Personal wealth shrinks
Personal wealth shrinks
WASHINGTON — The brute force of the recession earlier this year turned back the clock on Americans’ personal wealth to 2004 and wiped out a staggering $1.3 trillion as home values shrank and investments withered.
Net worth, or the value of assets such as homes, checking accounts and investments minus debts such as mortgages and credit cards, declined 2.6 percent in the first three months of the year, the Federal Reserve said Thursday.
Those months were some of the worst of the recession so far for job losses, and the stock market sank to its lowest point of the year in March. Since then, some signs suggest the economy is stabilizing.
Still, partly because of the carnage earlier in the recession, Americans are putting plans on hold until the economy improves.
Court: U.S. can keep detainee photos secret
NEW YORK — The U.S. government can keep pictures of detainee abuse secret while it asks the Supreme Court to permanently block release of the photographs on the grounds they could incite violence in Afghanistan, Iraq and Pakistan, a federal appeals court said Thursday.
The one-paragraph ruling by the 2nd U.S. Circuit Court of Appeals in Manhattan came after the Obama administration asked the court to keep the pictures secret so it could appeal to the nation’s highest court.
The administration last month said the disturbing photographs pose “a clear and grave risk of inciting violence and riots against American and coalition forces, as well as civilian personnel, serving in Iraq and Afghanistan.”
Body identification begins
RECIFE, Brazil — Authorities started to identify bodies from a jetliner crash Thursday, and the names of victims found far apart in the ocean could help prove whether the Air France plane broke up in the air as investigators link them to seat assignments.
A Brazilian ship picked up three more bodies, raising the number recovered to 44, Brazilian Air Force Gen. Ramon Cardoso said.
Officials said the bodies found are among the best evidence investigators now have. Flight 447 was packed with 228 people, and the passengers were likely in their assigned seats as the jet flew into heavy storms, he said.
Giant solar-energy plant planned for N.M. desert
ALBUQUERQUE, N.M. — Utility officials announced plans Thursday to build a giant solar- energy plant in the New Mexico desert in what is believed to be the largest such project in the nation.

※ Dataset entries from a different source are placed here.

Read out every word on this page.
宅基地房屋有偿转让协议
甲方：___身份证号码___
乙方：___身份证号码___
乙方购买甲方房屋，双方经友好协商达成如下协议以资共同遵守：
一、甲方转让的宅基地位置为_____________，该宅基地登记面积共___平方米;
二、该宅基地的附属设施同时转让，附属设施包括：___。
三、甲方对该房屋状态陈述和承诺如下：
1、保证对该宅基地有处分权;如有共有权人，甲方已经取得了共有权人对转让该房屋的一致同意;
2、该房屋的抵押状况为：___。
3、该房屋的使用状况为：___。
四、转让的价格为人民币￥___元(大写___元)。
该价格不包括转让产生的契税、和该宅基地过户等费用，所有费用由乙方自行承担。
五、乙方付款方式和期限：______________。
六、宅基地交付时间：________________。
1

The 92-megawatt solar thermal plant could produce enough electricity to power 74,000 homes, far exceeding the size of other solar plants in the United States. The largest solar thermal plant in operation now is about 70 megawatts, said Dave Knox, a spokesman for New Jersey-based NRG Energy, the company building and running the facility.
Afghan violence surges
WASHINGTON — The violence that has surged for two years in Afghanistan reached a new high last week, and more difficulty lies ahead, the commander of U.S. troops in the Middle East said Thursday.
Gen. David Petraeus said the number of attacks in Afghanistan over the last week hit the highest level since the December 2001 fall of the Taliban.
There were more than 400 insurgent attacks last week, including ambushes, small arms volleys, assaults on Afghan infrastructure and government offices, and roadside bomb and mine explosions. In comparison, attacks in January 2004 were less than 50 per week.
Lawmakers decline to pass loud-commercial rules
WASHINGTON — Lawmakers stepped aside Thursday and agreed to let broadcasters come up with a system for toning down loud TV ads.
However, they warned that if the broadcasters don’t cooperate, they’d reintroduc e a bill next year to make the Federal Communications Commission turn down the volume on loud commercials.
Industry leaders said they’d reach an agreement by September on what David Donovan, president of the Association for Maximum Service Television, called “recommended practice” for the sound levels of shows and ads.
“We get it,” Donovan said of the loud-ad complaints. “As a matter of pure economics, we do not want to lose viewers.”
Donavan, whose Washington-based association lobbies on technical matters, said he was confident that broadcasters would abide by the new standards.